Через три дня после этого Катя Незванкова получила через посыльного толстый пакет. Когда она с удивлением раскрыла его, там оказалась связка гектографированных листков. Наверху каждого стояло:

Манифест освобождения духа!

Оставшимся, верным, ждущим!

Ниже была печать, представляющая круг с нацарапанным внутри словом: «Итак» и дальше шёл текст:

«Товарищи! Возглашаю освобождение! В эту ночь соединение сил. На бесконечном мосту против Зимнего Дракона в молчаливом громе объявлена война. Черпаю сознание, раздаю всем дух.

Великая формула Итак:

Эфирное сознание! Избранный Проводник! Помазание! Борец!

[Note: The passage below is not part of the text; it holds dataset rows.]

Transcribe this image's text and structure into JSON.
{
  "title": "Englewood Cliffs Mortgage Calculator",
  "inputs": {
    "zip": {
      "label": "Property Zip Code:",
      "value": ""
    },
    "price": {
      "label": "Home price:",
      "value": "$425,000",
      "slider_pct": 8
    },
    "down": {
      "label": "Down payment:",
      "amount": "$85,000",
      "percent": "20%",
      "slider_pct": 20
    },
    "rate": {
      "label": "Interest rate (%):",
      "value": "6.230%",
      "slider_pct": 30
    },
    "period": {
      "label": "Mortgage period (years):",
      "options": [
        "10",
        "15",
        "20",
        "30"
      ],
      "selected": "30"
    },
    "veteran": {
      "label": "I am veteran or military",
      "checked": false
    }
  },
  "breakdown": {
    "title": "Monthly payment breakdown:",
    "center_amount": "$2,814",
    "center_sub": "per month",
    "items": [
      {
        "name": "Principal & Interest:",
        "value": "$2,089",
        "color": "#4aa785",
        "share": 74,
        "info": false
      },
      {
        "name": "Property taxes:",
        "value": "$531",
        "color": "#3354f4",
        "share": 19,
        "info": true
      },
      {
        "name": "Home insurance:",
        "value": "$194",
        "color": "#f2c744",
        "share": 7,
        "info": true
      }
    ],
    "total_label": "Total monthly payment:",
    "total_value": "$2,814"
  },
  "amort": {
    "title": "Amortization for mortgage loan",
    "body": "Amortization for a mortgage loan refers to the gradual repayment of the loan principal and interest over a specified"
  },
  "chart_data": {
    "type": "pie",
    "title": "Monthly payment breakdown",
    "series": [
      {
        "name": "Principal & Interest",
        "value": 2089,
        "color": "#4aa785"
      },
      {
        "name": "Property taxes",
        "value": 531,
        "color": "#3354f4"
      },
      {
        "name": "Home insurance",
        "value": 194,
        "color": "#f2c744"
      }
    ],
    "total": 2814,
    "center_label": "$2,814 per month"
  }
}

Вихри токов мирового эфира, которых центр. Эфирное сознание через проводник плавит из плоти дух. Я!! Громадное напряжение воли избранного, освободителя, проводника. Товарищи! Итак! Иду в огненную борьбу переродить плоть в дух. Тайна: великое влияние через прикосновение искрой мирового сознания от пальцев рук. Эфирное помазание создаёт борцов. Ухожу. Устрою твердыни в глубине страны. Дам генеральный бой. Во главе армии духа вернусь назад. Ждите. Распространяйте.

Прочитав это, Катя Незванкова долго плакала от горя и страха. Затем, когда вернулся со службы Перелётов, они вместе побежали к Павлу Осиповичу, но оказалось, что он уже исчез. Хозяйка рассказала им, что он два месяца не платил за квартиру, возвращался домой только по утрам, ничего не ел, был не в себе, плакал, разговаривал и будто молился сам с собой, а четыре дня тому назад прибежал утром весёлый, целый день плясал и кричал, потом ушёл и с тех пор пропал.